What really counts: Consistency!

For every product tested, Jordan used the same technique, with very similar amount of product in the exact same conditions. What you smart readers get are numbers, showing you how the products performs in these conditions.

Your job: Interpret these results for what they are. Your super techniques might bring different results, yes. You know best since you probably played with as much CPUs and GPUs then our Xbitlabs friends, right? Help yourself and share your own results and techniques and help us grown smarter! Tell us what you've done and how you did it. Be useful!

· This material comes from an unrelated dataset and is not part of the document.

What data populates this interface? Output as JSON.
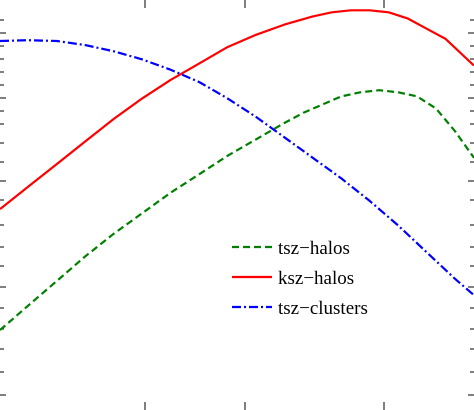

Thank you very much Jordan for taking the time to test these fine products. Thanks for sharing your techniques and posting the nice pictures showing your thermal imprints and product properties. Please don’t ever get bored of doing this since I don’t have the time and money to buy and test that much stuff. I actually really need you guys.

Personally, I favor Artic Silver MX-4, Tuniq TX-/-4 and the Gelid GC-Extreme paste. Like Jordan, I like to spread a VERY thin layer of paste all across the cpu using a sharp razor blade. How do I choose what I buy? I buy the one that's the cheapest when I need some and know what; my computers purr like kittens.
0 0 [Posted by: MHudon  | Date: 09/06/13 07:24:47 PM]

One way to end the spread vs. bead/line method debate - run the same tests for a 2013/2014 heat sink compound comparison using both methods. It's a lot of work, but worth it since this is such a contentious subject.

As Mhudon pointed out, the fact that the HSC was applied consistently with all of the HSCs under test matters, despite some users preference towards using bead/line, and doesn't invalidate the benefit of this test. What some users are saying however is that you may get better thermals with bead/line.

I personally have tried both, and haven't experienced any appreciable difference in temps with either method, but it could be due to multiple factors, such as the way I use the spread technique, the amount of HSC, and the type of heatsink itself or the way the temps are measured. One thing I did notice was that you will get a thicker amount of HSC using bead/line that you would if you applied a thin layer overall. The youtube video with the acrylic block shows air pockets, but IMHO, the HSC layer was too thick in that example.

In defence of AS5: It does require burn in time with thermal cycling to properly set. It would be interesting to know how it compares when it is properly set to the others. But it is not quite an honest rating when it hasn't properly cured. This test also doesn't factor in HSC longevity.